Lorena Hakak, doutora em economia e professora da FGV. Atua como presidente da GeFam (Sociedade de Economia da Família e do Gênero)
Madonna é um ícone. Ninguém discorda disso. Quem nunca cantou e dançou ao som dos seus sucessos? Tendo presenciado o mega show que fez no Rio de Janeiro no dia 4 de maio, é notável como ela, aos 65 anos, é uma daquelas pessoas que impressiona. A sua longeva carreira me faz pensar como o aumento na expectativa de vida vem impactando o mercado de trabalho.
As mulheres enfrentam mais percalços no mercado de trabalho do que os homens, principalmente devido ao que chamamos de penalidade pela maternidade. Como principais cuidadoras, as mulheres acabam, em média, trabalhando menos horas e ganhando menos. Muitas vezes, elas também se afastam do mercado de trabalho por períodos que superam a licença maternidade. Essa realidade é amplamente documentada pela literatura empírica. Porém, há um outro fator que pode afetar a saúde e a produtividade do trabalho das mulheres, principalmente daquelas entre 45 e 55 anos: a menopausa.
O início oficial da menopausa ocorre quando a mulher fica 12 meses consecutivos sem menstruar. Durante essa transição, entre o fim do período fértil e o início da menopausa, as mulheres podem ser acometidas por uma série de sintomas. Dentre os principais temos, fogachos, dores de cabeça, mudanças de humor, ansiedade, depressão, redução da concentração, insônia, entre outros. Além disso, a menopausa pode afetar os níveis de colesterol, aumentar as chances do desenvolvimento de doenças cardiovasculares e osteoporose, por exemplo. Ou seja, é um banho de água fria para as mulheres que hoje vivem mais e querem viver melhor. Felizmente, existem tratamentos para reduzir esses efeitos. A literatura médica apresenta ampla evidência de como a reposição hormonal, quando indicada, é benéfica para reduzir ou até eliminar esses sintomas, além do uso de outros medicamentos e da prática de atividade física.

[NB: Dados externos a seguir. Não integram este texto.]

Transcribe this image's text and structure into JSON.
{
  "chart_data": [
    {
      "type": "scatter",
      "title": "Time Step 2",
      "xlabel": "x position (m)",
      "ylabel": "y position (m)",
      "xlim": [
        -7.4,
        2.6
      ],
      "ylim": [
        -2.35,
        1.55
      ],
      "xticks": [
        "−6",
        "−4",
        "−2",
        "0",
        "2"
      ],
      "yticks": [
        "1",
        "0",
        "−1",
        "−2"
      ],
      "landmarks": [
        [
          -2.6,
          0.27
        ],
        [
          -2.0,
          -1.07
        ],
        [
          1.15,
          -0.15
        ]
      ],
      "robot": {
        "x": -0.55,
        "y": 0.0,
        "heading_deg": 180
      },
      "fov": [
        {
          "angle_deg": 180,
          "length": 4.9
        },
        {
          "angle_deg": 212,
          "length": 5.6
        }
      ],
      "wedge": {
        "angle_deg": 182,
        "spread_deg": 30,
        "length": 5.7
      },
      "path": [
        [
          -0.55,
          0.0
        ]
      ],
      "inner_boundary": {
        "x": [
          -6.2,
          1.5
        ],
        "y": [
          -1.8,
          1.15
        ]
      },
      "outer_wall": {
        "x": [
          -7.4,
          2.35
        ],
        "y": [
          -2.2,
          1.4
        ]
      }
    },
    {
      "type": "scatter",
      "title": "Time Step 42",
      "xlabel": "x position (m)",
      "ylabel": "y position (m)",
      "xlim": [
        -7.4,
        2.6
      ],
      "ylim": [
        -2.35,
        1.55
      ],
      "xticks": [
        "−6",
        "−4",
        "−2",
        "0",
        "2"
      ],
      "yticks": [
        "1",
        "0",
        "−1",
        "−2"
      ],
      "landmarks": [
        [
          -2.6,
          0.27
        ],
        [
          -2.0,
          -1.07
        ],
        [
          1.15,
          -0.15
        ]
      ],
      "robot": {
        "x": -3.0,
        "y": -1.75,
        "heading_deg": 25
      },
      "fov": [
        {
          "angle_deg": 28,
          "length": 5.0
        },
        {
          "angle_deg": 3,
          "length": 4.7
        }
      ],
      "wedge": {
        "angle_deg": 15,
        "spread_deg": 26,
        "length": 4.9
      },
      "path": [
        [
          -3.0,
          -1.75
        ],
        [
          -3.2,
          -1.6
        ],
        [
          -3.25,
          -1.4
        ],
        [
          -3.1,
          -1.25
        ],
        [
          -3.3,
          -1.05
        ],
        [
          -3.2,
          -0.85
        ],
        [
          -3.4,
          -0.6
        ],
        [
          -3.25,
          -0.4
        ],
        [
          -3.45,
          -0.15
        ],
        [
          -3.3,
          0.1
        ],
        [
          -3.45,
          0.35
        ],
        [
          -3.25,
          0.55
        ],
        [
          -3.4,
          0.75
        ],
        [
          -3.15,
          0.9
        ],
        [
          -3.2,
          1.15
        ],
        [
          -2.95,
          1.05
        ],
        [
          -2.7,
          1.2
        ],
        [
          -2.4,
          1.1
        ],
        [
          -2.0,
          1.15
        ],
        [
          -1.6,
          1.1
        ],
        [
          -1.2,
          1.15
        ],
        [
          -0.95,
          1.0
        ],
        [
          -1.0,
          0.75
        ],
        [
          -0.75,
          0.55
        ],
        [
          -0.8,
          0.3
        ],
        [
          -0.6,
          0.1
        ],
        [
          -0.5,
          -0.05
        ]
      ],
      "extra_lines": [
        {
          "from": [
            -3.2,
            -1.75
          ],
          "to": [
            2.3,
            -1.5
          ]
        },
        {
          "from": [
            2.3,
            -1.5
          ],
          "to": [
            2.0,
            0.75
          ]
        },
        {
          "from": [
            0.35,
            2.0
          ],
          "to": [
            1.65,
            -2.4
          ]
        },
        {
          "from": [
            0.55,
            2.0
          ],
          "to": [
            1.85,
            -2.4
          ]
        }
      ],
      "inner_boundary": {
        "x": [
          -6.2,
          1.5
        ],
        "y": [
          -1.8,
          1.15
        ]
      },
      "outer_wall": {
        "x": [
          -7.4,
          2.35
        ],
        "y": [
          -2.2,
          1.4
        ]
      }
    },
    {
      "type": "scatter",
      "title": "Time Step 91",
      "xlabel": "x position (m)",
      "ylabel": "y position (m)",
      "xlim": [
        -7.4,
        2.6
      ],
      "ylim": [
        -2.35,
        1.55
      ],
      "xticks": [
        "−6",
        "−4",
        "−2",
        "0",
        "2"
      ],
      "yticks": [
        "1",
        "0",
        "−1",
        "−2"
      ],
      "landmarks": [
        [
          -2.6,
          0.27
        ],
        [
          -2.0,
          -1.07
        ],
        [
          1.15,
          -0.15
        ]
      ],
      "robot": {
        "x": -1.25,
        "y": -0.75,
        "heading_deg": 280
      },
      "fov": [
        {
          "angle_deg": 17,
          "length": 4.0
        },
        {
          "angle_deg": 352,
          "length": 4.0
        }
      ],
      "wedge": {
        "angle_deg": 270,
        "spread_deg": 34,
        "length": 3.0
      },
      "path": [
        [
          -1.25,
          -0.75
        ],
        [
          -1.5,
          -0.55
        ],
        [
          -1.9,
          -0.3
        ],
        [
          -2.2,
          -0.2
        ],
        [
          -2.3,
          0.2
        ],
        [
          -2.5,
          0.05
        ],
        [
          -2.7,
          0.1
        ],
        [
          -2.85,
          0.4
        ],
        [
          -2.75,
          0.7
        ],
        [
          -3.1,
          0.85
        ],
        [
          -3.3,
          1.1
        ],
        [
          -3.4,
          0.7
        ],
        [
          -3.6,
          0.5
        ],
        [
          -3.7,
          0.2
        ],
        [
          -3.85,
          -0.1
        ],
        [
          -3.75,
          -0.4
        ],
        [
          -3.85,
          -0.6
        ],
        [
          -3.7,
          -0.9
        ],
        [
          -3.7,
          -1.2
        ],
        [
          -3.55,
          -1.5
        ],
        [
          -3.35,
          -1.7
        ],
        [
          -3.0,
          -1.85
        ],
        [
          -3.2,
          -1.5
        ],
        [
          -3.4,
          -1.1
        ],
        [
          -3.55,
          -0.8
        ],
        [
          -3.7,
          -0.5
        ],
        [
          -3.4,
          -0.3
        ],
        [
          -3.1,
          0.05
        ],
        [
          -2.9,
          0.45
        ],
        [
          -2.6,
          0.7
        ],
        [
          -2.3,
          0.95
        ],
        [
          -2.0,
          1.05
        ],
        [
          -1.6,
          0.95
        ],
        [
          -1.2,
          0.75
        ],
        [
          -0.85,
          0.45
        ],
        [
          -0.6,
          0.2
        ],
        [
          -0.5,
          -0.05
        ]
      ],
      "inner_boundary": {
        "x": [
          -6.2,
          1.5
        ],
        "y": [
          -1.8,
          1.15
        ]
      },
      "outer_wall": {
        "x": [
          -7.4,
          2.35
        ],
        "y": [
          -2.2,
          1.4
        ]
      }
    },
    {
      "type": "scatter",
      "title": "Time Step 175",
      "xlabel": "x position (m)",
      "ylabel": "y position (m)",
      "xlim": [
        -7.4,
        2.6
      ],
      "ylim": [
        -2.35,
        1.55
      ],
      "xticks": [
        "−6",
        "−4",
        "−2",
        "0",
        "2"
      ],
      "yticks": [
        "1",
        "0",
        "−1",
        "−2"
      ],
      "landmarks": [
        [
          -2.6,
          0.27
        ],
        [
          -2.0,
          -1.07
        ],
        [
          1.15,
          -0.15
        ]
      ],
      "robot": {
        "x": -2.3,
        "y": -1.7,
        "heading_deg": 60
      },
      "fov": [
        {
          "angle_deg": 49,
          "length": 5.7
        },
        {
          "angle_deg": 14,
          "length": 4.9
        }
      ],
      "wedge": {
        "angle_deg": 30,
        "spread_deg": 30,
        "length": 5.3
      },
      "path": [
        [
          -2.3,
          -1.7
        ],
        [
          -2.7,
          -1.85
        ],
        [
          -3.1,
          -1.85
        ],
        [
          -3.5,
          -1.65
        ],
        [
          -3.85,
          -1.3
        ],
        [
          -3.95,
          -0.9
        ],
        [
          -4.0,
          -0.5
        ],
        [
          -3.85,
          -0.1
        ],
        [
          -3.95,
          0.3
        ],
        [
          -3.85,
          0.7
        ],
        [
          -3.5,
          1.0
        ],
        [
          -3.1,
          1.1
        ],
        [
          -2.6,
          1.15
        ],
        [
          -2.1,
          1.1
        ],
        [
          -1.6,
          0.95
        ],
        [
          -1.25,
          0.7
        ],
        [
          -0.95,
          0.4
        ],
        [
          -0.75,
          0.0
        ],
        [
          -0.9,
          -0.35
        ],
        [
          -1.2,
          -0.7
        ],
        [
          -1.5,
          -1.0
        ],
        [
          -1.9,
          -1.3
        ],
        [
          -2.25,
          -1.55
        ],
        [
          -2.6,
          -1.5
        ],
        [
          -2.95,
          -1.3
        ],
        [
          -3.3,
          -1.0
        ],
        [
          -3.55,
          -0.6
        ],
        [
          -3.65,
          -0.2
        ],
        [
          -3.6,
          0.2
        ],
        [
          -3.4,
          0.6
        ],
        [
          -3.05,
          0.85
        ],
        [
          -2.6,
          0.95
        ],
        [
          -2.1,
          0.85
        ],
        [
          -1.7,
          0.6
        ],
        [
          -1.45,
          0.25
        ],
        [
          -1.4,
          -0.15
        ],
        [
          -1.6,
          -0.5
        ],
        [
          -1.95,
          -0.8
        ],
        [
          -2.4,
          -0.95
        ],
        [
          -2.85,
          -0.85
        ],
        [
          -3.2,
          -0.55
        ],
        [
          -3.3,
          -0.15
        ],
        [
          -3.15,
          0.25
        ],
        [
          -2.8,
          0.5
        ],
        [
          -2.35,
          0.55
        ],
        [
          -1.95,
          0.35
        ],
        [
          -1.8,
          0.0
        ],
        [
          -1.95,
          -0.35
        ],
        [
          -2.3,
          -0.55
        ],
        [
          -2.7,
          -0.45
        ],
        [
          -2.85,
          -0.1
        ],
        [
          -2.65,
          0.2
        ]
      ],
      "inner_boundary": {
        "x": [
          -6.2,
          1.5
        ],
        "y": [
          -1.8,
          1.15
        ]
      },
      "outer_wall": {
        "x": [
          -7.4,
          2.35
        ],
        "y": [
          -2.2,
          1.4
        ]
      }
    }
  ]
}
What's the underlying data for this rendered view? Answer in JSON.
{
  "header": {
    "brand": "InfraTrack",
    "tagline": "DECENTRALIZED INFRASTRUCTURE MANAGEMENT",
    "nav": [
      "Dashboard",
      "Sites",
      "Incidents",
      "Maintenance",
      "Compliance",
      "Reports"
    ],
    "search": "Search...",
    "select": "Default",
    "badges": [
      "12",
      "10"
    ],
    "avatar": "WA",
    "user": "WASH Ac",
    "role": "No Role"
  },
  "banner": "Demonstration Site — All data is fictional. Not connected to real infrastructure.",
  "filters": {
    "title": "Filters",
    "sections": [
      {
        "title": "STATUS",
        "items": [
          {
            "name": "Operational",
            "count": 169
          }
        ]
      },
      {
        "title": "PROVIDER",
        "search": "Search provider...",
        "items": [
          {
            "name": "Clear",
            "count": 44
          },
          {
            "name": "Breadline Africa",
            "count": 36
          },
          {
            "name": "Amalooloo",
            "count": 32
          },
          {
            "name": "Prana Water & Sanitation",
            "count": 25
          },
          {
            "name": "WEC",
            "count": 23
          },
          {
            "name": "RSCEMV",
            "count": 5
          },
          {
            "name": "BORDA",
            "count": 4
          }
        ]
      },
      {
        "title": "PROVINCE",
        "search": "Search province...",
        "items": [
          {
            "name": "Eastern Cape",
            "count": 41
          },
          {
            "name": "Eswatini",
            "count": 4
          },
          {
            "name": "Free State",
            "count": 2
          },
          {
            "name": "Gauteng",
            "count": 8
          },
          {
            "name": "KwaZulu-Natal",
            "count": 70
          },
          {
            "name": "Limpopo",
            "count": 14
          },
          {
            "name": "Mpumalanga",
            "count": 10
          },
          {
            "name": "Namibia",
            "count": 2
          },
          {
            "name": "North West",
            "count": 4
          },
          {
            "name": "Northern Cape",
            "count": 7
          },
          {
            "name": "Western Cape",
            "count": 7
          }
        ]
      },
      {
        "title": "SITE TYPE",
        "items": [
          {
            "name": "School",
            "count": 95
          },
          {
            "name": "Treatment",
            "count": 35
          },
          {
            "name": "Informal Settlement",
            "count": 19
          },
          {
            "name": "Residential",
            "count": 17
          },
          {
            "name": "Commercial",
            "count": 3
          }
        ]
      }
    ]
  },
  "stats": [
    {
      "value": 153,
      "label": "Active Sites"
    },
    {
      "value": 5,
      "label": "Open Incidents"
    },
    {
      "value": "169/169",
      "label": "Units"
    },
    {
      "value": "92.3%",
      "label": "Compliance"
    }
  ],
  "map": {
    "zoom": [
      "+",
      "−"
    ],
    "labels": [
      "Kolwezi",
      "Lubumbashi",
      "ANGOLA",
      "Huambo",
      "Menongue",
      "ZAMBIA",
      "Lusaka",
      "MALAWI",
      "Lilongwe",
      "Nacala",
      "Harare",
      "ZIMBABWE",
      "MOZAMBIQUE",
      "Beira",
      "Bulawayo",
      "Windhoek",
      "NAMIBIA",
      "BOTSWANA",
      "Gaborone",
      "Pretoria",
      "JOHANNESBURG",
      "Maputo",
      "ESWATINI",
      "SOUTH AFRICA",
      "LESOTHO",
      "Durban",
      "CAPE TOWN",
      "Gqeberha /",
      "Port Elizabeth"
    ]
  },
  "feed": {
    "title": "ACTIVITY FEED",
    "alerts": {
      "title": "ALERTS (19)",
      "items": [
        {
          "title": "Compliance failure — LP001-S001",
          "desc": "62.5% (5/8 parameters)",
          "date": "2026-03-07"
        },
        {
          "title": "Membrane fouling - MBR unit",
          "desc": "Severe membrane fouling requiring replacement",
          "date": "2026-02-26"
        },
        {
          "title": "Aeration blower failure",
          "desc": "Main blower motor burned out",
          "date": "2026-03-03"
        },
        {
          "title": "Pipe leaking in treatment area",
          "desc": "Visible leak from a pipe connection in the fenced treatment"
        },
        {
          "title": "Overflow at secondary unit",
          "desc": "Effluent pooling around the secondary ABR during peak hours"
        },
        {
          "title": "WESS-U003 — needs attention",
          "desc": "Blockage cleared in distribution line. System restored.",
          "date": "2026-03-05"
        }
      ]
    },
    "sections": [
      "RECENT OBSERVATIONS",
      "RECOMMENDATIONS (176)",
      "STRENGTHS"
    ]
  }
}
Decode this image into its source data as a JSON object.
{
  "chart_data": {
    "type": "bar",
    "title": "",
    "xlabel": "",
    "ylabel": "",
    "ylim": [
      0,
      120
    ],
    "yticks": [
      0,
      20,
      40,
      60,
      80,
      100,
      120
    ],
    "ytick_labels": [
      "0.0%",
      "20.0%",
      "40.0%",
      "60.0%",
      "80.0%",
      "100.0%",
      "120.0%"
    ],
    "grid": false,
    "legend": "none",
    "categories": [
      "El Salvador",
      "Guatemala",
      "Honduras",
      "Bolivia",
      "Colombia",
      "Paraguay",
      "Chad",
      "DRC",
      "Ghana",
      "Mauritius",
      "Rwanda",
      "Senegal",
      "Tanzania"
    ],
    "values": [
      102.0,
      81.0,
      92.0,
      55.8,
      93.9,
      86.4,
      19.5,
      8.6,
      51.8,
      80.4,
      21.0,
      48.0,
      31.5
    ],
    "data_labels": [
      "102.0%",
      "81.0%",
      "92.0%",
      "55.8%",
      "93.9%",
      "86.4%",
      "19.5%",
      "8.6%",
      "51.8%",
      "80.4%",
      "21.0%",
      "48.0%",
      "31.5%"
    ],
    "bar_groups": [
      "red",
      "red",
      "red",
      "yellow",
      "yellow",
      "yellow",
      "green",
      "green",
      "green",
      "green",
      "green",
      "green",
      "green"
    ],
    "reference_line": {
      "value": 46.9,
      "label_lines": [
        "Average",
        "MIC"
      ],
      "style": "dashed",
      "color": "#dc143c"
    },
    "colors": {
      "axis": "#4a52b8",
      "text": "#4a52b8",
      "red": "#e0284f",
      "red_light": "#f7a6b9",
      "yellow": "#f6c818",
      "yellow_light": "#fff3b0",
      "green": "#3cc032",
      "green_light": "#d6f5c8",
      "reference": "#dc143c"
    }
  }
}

Segundo o artigo “The menopause penalty” de Gabriella Conti, Rita Ginja, Petra Persson e Barton Willage, o início da menopausa impacta negativamente o nível de emprego e renda das mulheres na faixa de 55-64 anos, além de provocar um aumento temporário na demanda pelos serviços do sistema de saúde. Isso sugere que a menopausa não só é um choque negativo na saúde da mulher, como também na produtividade do trabalho. Para fazer essa análise, os autores conseguem cruzar informações de saúde e mercado de trabalho de indivíduos da Suécia e Noruega. Infelizmente, esses dados não estão disponíveis no Brasil.
Apesar desses países terem um maior nível de desenvolvimento econômico e maior participação feminina no mercado de trabalho, os resultados obtidos no artigo mostram que os efeitos negativos do início da menopausa se concentram principalmente nas mulheres com escolaridade igual ou inferior ao ensino médio. Uma das explicações para esse efeito heterogêneo é a maior procura pelo sistema de saúde das mulheres com mais anos de escolaridade, o que pode significar a busca por tratamento.
Inclusive, há um aumento no uso de longo prazo de drogas para a reposição hormonal e no uso de antidepressivos. Um outro ponto é que a queda da renda é acompanhada por um aumento de licenças e afastamentos, o que pode ser traduzido, segundo os autores, como uma transição para a aposentadoria.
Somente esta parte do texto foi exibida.